Returning to Indonesia – Updates from One Year Later
One year ago, after living for seven years in Europe and raised a family in the Netherlands, I decided to return to Indonesia for good. One common thread that I hear from people I've met this past year is the question "Did you ever regret making that decision?" This is my thoughts after one year of reintegration to Indonesia.
It was a warm afternoon in South Jakarta. I was sitting at a rooftop cafe in the Kemang area while a light breeze twirled around my face. Around me was a couple of dozen colleagues from Bukalapak, some engaged in an animated discussion with our guests, others jotted down notes about product ideas and pain points.
We were in Bukalapak's quarterly merchant meet-up session, and our guests were a diverse group of merchants that we fly in from all over Indonesia. In front of me was Ade, a merchant from the Pandeglang regency. (a semi-urbanized region, home to 1.2 million people, located about 100 km east of Jakarta) Ade excitedly shared how he manages to sell locally made sports shoes on our e-commerce platform and how most of his customers came from Jakarta, even though it took several days before the product arrives in the capital city due to the distance involved.
Most importantly, Ade shared about how he made a living for himself and his family through becoming a merchant at Bukalapak, something unthinkable for him just several years ago. He has since then taught a dozen others in his hometown to sell their products at Bukalapak.
However, Ade's stories are not all being shared through a rose-colored glasses. Ade shared his gripe that Bukalapak has a bottleneck in some of its manual process, and a couple of times he had to wait for some days before the issue was resolved. One of the product managers nodded attentively and wrote this down in her notebook; I can almost see the gears turning inside her mind as she mulled over translating this pain point into actionable stories.
It is easy to forget about people like Ade among the hustle and bustle of Jakarta, where economic growth remains one of the highest in the world despite some slowdown or setbacks in the past year, but uplifting the lives of people like Ade is one of the major raison d'être of our entire company. At our current scale, Bukalapak handles US $1 billion in annual transactions, with huge portions of those going to merchants in non-urbanized regions like Ade's, helping nearly two million Indonesians in earning a living.
As I reflect back on the journey that we have together at Bukalapak in the past year, I was reminded of the excitement I had when I just moved back to Indonesia a year ago. I was excited about the macroeconomic growth numbers: about how the data shows that Indonesia is one of the highest growth regions in the world, how e-commerce in Indonesia is poised to grow into a $46 billion market by 2025, and how more than one million Indonesians are being uplifted into the middle class every month.
Along the way, I realized that those excitements had turned into something else, something very substantial and persuasive.

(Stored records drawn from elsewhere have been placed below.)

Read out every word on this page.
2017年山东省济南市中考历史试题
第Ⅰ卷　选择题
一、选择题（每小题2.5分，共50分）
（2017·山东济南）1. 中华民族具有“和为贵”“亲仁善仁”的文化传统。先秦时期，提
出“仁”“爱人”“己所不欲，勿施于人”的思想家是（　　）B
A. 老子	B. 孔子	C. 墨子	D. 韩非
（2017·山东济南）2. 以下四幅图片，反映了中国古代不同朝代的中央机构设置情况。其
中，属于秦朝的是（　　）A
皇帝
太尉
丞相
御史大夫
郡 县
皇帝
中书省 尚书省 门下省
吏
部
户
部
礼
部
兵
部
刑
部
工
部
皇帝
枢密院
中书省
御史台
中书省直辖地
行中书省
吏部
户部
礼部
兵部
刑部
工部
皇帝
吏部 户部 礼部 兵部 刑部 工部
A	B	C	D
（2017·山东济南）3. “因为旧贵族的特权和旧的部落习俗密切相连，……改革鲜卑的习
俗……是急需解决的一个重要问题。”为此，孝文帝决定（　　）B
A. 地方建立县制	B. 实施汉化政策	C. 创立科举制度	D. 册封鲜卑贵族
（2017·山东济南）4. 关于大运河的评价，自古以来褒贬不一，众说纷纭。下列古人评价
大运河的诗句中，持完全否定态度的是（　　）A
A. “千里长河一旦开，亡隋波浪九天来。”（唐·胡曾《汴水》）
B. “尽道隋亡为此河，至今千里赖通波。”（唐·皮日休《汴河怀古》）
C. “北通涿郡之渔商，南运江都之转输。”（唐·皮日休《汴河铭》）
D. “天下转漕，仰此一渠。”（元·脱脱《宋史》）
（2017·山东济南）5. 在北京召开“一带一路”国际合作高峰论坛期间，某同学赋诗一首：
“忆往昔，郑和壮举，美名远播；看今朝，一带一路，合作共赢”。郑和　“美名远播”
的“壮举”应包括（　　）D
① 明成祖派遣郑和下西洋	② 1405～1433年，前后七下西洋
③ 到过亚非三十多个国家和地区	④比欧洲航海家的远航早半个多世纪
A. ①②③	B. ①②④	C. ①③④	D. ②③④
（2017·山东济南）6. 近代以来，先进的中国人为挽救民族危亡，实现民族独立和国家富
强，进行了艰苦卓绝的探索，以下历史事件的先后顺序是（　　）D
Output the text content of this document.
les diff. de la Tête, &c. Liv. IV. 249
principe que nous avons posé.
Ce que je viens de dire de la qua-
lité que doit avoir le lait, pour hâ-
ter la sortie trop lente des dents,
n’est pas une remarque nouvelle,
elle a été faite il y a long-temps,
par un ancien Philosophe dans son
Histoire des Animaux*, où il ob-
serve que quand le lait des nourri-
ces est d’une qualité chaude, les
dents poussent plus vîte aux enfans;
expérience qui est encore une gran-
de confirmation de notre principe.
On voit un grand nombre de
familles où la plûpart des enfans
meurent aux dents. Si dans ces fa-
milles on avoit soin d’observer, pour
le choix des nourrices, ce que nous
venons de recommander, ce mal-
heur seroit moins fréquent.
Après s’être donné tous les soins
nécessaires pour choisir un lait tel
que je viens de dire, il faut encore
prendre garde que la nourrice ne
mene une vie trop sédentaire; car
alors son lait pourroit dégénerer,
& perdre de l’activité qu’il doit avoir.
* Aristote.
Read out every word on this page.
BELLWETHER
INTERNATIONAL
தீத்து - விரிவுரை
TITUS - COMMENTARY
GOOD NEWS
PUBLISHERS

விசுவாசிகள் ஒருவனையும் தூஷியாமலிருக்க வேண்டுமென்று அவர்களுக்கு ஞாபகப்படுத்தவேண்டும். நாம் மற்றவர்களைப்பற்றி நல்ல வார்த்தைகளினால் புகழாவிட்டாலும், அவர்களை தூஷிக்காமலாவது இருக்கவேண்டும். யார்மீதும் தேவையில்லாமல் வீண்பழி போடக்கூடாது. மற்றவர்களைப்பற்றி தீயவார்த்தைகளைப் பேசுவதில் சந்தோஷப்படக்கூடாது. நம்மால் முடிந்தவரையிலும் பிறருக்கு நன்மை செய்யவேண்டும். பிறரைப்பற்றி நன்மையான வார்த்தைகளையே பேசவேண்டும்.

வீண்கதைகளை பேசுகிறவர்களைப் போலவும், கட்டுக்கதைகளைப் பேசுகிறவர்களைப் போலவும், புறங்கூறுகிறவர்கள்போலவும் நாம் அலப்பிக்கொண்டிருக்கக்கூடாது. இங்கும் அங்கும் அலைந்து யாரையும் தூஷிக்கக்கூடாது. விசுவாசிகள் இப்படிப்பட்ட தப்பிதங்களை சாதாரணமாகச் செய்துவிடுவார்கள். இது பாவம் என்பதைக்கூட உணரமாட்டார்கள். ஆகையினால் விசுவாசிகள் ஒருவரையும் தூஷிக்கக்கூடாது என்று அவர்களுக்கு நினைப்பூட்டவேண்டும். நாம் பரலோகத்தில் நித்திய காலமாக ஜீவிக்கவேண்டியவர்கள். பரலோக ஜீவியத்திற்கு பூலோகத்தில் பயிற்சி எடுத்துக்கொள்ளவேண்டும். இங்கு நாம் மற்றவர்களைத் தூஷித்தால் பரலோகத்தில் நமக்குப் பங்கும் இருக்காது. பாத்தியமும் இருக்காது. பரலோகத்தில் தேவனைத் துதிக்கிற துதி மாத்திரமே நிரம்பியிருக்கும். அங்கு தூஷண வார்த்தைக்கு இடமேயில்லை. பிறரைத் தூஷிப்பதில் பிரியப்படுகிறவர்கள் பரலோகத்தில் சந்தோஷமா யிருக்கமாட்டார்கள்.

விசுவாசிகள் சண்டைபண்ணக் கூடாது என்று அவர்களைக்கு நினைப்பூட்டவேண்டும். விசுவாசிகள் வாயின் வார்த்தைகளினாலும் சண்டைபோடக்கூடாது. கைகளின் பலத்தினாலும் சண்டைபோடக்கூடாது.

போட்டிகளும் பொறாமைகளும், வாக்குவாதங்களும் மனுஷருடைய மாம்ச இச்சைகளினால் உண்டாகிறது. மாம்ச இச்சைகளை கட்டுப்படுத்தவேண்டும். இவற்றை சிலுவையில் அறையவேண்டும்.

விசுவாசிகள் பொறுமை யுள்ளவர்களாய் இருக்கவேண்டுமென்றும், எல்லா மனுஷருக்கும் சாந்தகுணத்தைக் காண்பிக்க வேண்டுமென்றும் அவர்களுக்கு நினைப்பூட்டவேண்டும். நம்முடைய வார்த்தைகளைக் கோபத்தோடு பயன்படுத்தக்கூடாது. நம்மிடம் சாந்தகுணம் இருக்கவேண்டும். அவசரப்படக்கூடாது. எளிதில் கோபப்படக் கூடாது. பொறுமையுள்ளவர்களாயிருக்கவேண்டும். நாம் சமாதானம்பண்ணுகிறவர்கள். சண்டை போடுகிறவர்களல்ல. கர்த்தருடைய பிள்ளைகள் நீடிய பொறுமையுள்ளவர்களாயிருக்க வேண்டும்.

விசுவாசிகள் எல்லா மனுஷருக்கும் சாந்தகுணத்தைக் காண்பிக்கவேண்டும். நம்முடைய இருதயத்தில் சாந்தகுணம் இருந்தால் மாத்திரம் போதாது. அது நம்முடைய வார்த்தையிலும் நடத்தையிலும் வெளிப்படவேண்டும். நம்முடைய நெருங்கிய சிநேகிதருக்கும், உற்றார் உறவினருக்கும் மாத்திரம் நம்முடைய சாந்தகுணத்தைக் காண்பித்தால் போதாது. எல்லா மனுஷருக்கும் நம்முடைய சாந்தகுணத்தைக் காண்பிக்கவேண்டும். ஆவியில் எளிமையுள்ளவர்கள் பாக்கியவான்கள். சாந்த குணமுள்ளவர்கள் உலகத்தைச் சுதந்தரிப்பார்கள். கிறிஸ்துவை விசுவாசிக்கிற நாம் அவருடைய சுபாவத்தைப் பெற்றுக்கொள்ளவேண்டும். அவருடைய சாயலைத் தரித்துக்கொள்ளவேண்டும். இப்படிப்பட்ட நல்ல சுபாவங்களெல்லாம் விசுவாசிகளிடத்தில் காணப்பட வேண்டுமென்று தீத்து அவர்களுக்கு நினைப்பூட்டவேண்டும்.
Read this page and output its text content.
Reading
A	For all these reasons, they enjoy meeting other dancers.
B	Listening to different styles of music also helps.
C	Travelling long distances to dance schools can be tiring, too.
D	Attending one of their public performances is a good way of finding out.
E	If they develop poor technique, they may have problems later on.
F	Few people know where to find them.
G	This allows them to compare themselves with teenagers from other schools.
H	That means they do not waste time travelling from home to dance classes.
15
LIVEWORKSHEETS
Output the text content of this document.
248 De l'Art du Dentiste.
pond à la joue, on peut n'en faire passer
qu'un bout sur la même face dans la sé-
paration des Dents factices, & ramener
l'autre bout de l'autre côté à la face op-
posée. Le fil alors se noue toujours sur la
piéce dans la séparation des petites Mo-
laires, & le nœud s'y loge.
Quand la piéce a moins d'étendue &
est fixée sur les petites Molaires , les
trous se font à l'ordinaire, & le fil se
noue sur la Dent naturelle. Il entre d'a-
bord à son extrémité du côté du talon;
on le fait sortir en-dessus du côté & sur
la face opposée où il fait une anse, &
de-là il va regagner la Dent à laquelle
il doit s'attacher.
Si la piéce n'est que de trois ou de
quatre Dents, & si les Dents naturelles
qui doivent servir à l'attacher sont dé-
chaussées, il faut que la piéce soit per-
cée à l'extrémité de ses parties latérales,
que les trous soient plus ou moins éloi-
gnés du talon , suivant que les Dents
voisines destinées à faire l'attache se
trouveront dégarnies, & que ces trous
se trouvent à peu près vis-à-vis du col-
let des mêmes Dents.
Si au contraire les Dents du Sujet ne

As I sit together with Ade and hear his stories firsthand, I realized that with Bukalapak those growth numbers translate into a powerful positive impact on the livelihood of millions of people in Indonesia. A frisson passed through me the same moment I realized that this is how we can do our part in helping the miraculous rise of Indonesian middle-class and their increasing economic prosperity.
I have always said that e-commerce is both an exciting and incredibly complex field to dive in. We need hundreds of tech talents to realize and unleash the full potential of a massive scale e-commerce in Indonesia, something that we work on continuously and relentlessly. Now I also realize that, with Bukalapak, e-commerce is a field where we can rapidly transform the lives of millions of people for the better.
And this is ultimately why, in that cozy warm afternoon, I knew that I had made the right decision to return home.